Clima quente, úmido e imprevisível

Carlos Santalena esteve no Rinjani em 2015, durante as gravações do programa Planeta Extremo. Segundo ele, a experiência foi marcada por temperaturas elevadas, sensação térmica sufocante e chuvas constantes. “É um ambiente onde você sente o calor vindo do chão”, relata.
A região de Lombok, onde fica o monte, está na zona tropical e é conhecida pela alta umidade. Chove quase todos os dias, o que afeta diretamente as condições do terreno. Carlos conta que, à época, sua equipe esperou dois dias até que o clima permitisse a subida com segurança.
Trilha técnica e com solo instável
O início da trilha é em floresta fechada e em baixa altitude, mas o percurso exige cerca de seis horas de caminhada até um platô a 2.000 metros. A partir daí, o terreno muda drasticamente. Por estar sobre uma caldeira vulcânica, o solo é formado por rochas porosas e leves — o que compromete a estabilidade.
“Você patina sobre a rocha e acaba perdendo o passo. É um chão que engana”, explica Santalena. Apesar de não haver muitos abismos expostos, há trechos estreitos e delicados, exigindo atenção redobrada, especialmente para quem não tem experiência prévia em montanhismo.
Estrutura precária para trilheiros
Outro fator de risco, segundo o montanhista, é a infraestrutura limitada. Carlos define a região como “mais precária”, com pouca estrutura de apoio ao visitante. Os acampamentos contam apenas com barracas simples, sem abrigo adequado em caso de mudança brusca no tempo.

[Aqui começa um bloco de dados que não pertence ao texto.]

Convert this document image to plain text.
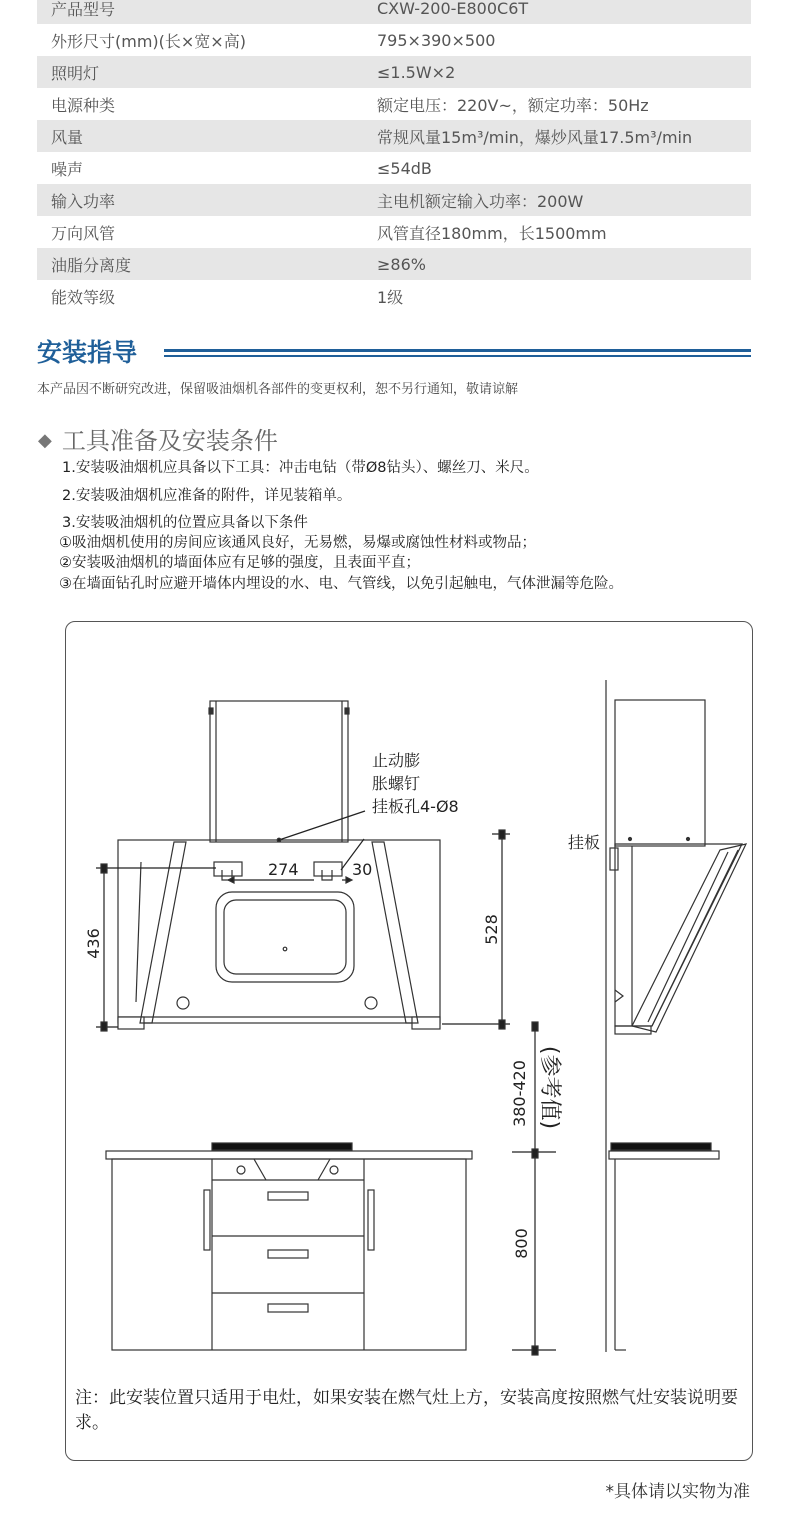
产品型号	CXW-200-E800C6T
外形尺寸(mm)(长×宽×高)	795×390×500
照明灯	≤1.5W×2
电源种类	额定电压：220V~，额定功率：50Hz
风量	常规风量15m³/min，爆炒风量17.5m³/min
噪声	≤54dB
输入功率	主电机额定输入功率：200W
万向风管	风管直径180mm，长1500mm
油脂分离度	≥86%
能效等级	1级
安装指导
本产品因不断研究改进，保留吸油烟机各部件的变更权利，恕不另行通知，敬请谅解
◆ 工具准备及安装条件
1.安装吸油烟机应具备以下工具：冲击电钻（带Ø8钻头）、螺丝刀、米尺。
2.安装吸油烟机应准备的附件，详见装箱单。
3.安装吸油烟机的位置应具备以下条件
①吸油烟机使用的房间应该通风良好，无易燃，易爆或腐蚀性材料或物品；
②安装吸油烟机的墙面体应有足够的强度，且表面平直；
③在墙面钻孔时应避开墙体内埋设的水、电、气管线，以免引起触电，气体泄漏等危险。
止动膨
胀螺钉
挂板孔4-Ø8
274	30
436	528
380-420 (参考值)
800
挂板
注：此安装位置只适用于电灶，如果安装在燃气灶上方，安装高度按照燃气灶安装说明要求。
*具体请以实物为准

Ele ressalta que o Rinjani não é uma montanha exclusiva para alpinistas experientes, mas exige planejamento. “Uma pessoa inexperiente pode sim fazer a trilha, mas precisa receber informações completas, estar com o equipamento correto e ter acompanhamento profissional”, afirma.
Uma montanha que exige respeito
Carlos Santalena não considera o Rinjani uma escalada de alta complexidade técnica. No entanto, sua combinação de clima instável, terreno traiçoeiro e infraestrutura limitada transforma a aventura em um desafio real — especialmente para quem subestima a montanha.
A trágica morte de Juliana Marins é um lembrete de que trilhas turísticas, mesmo populares, podem esconder riscos significativos. Preparação, informação e respeito ao ambiente são fundamentais para garantir a segurança de qualquer expedição.